La rivista Nature Neuroscience ha pubblicato di recente una rassegna della letteratura scientifica sull’umorismo. Risulta che, all’origine, ci sono due processi mentali, uno emozionale e uno cognitivo. In un fatto o in testo umoristico, cioè, la funzione cognitiva ha il compito di rivelare l’incongruenza e di risolverla cambiando la prospettiva; il processo emozionale serve a immaginare la situazione che la vicenda umoristica ci presenta. In queste operazioni, sono coinvolte molte parti del cervello: le tecniche di imaging cerebrale (risonanza magnetica, tomografia a emissione di positroni, elettroencefalografia) mettono in evidenza la complessità della reazione mentale all’umorismo. Partecipa anche l’amigdala, una delle parti del cervello più antiche, la stessa che rivela le minacce e che interviene nella nutrizione. Il ruolo dell’amigdala nel caso dell’umorismo non è specifico: valuta la rilevanza dello stimolo comico e, se coglie una incongruenza, ne delega la risoluzione ad altre parti del cervello: la corteccia visiva e uditiva, la corteggia prefrontale, la corteccia cingolata, la giunzione temporo-parietale. Il processo emozionale implica, invece, il sistema dopaminergico, l’area tegmentale ventrale e altre ancora. La capacità di interconnettere parti del cervello lontane tra loro favorisce l’esercizio attivo e passivo dell’umorismo: non a caso l’autismo, la schizofrenia e la depressione maggiore non permettono di apprezzare il sense of humor, né di rilevare le situazioni comiche.

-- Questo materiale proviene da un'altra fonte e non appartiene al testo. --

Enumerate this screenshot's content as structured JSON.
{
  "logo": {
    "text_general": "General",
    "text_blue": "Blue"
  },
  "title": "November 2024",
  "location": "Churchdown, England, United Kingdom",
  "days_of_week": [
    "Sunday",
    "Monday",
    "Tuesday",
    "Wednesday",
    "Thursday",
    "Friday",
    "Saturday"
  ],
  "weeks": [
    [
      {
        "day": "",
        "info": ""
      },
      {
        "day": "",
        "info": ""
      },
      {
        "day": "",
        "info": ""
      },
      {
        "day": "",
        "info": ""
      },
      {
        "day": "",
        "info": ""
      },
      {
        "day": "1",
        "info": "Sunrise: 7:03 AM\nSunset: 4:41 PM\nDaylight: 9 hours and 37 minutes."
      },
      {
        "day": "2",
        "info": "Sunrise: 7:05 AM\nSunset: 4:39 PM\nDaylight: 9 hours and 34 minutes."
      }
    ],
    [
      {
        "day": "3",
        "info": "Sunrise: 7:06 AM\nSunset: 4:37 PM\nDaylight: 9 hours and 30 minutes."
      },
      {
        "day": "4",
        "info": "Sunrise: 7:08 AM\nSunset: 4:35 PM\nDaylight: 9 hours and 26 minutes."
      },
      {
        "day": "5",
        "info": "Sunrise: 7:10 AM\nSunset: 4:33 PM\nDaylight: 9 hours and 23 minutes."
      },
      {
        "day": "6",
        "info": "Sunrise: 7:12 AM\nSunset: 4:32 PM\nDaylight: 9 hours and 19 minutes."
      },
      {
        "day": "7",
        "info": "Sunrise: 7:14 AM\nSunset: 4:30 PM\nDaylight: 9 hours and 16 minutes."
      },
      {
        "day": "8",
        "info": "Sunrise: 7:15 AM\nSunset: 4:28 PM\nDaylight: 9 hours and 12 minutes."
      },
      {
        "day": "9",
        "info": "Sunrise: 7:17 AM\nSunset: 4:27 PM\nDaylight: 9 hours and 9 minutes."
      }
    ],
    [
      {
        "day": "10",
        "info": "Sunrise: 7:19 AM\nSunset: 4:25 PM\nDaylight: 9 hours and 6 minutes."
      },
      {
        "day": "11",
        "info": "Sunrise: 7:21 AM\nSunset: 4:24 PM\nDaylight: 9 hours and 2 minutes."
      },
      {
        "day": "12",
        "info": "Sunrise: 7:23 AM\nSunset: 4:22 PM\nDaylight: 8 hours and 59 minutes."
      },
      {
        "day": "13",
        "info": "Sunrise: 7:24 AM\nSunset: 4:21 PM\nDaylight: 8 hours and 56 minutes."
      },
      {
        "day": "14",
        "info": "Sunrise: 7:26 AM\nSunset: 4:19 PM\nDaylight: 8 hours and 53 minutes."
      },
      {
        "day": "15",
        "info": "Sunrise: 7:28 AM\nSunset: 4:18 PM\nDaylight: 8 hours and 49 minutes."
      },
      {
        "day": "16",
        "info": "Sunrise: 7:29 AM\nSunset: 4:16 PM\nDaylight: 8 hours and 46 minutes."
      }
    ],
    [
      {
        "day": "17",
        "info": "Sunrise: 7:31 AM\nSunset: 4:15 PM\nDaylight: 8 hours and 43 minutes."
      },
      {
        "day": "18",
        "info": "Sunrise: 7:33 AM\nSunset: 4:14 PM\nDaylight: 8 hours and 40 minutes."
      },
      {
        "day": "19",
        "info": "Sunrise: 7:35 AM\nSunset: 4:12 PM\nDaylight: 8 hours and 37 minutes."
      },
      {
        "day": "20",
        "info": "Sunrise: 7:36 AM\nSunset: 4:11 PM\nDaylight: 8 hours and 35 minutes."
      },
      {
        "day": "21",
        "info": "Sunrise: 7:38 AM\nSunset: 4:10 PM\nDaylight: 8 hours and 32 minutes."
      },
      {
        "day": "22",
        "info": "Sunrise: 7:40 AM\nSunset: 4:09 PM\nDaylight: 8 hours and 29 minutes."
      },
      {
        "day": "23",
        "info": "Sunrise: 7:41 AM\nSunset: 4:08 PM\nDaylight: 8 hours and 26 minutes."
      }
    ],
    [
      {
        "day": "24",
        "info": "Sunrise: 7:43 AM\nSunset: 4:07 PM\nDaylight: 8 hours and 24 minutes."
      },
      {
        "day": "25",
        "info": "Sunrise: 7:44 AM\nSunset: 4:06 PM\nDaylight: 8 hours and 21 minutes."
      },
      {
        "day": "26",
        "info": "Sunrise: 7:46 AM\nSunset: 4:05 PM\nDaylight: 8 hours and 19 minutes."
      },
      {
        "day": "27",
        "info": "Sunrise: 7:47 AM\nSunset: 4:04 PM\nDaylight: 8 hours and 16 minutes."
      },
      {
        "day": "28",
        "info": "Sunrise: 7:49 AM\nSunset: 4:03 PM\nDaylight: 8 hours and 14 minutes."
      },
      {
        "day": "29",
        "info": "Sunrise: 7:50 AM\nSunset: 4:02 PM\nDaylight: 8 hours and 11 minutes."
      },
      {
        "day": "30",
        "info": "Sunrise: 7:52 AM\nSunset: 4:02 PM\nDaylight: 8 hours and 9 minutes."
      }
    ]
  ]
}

L’effetto finale di uno spunto umoristico è il sorriso di tipo spontaneo, detto anche “sorriso di Duchenne”. Che cosa succeda esattamente nel cervello nell’esperienza umoristica, però, non si sa ancora: risonanza magnetica e tomografia a positroni non hanno una risoluzione temporale e spaziale sufficiente per cogliere un fenomeno che è pressoché istantaneo e, forse, si origina in una piccola regione del cervello. Nuovi sistemi di imaging, come la spettrografia funzionale nell’infrarosso, potranno forse chiarire come stanno le cose. A quel punto la terapia del sorriso diventerà meno empirica. È questo l’obiettivo a cui tende la Federazione nazionale dei clowndottori, presieduta dallo psicologo Alberto Dionigi, docente all’Università di Bologna.